A little shopping at the local Freddie's and I was back on the road. I couldn't believe it, the freeway was clear… wait… I spoke too soon! A grinding halt at the Oregon City exit and a flashing sign that 99E exit was closed. Just my luck, the back road was the only way I knew around the traffic nightmare. But the night was still young, only 9:15 and I had renewed energy from my tasty meal. The traffic went from crawl to stop to crawl and back to stop again. It took three hours to go 10 miles. My mood in the car had turned dark and John Tesh had signed off the air an hour ago. It was midnight, nothing positive about life at the moment.

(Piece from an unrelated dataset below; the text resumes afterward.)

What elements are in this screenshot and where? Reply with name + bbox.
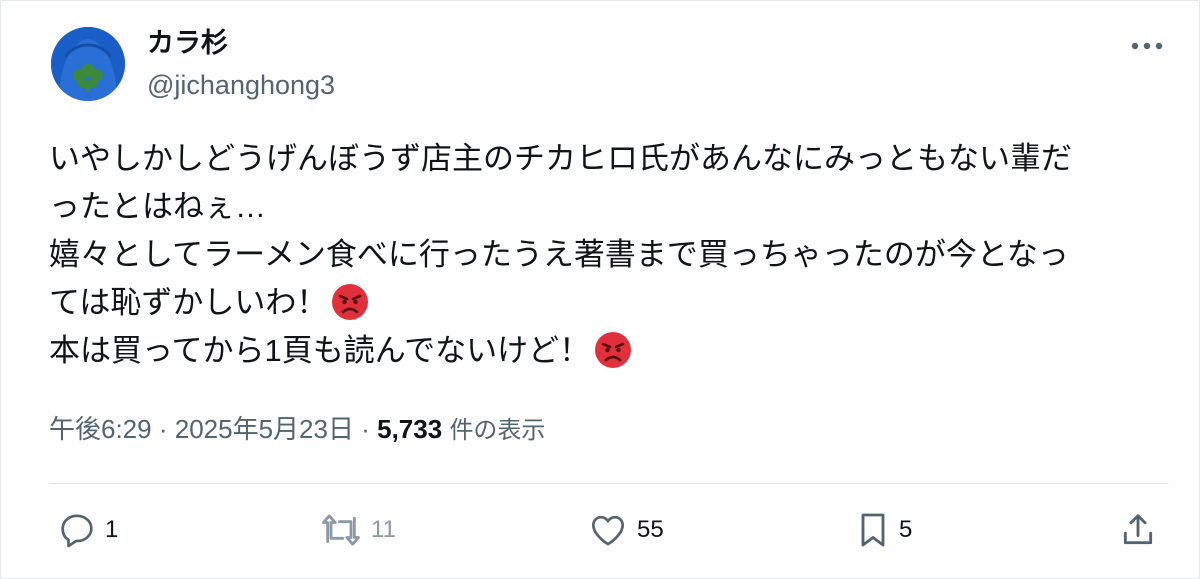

I made a quick phone call to my work and then got the idea to circumvent the traffic by going through Tualatin (I5 northbound). I got into the right lane, which was moving at almost the speed of crawl and proceeded toward the exit, which was only about a mile down the road. When I got to the 205/5 split, I noticed cars and trucks littering the I5 northbound onramp and the conditions were slick and treacherous everywhere. Semi's stalled out, cars and small trucks spinning wheels in an effort to make it up on to the southbound on ramp. I made an impetuous decision. I jumped the line and quickly worked my car onto the I5 southbound lane. The traffic was very slow on the on ramp and we all crawled along the slick, icy, washboard roads toward the clear sanctuary of I5. I was home at 1:00 am, tired, beat, exhausted, foot hurting, but I was home! It was the best feeling in the entire world. It didn't matter that Emily was sacked out on the couch and all the lights were out, I was home! Bob had waited up for me and I was able to tell him the whole miserable story! It helped, but I was still wired from having to drive through icy conditions and avoid crazy drivers. Sleep finally overtook me around 2:00 am.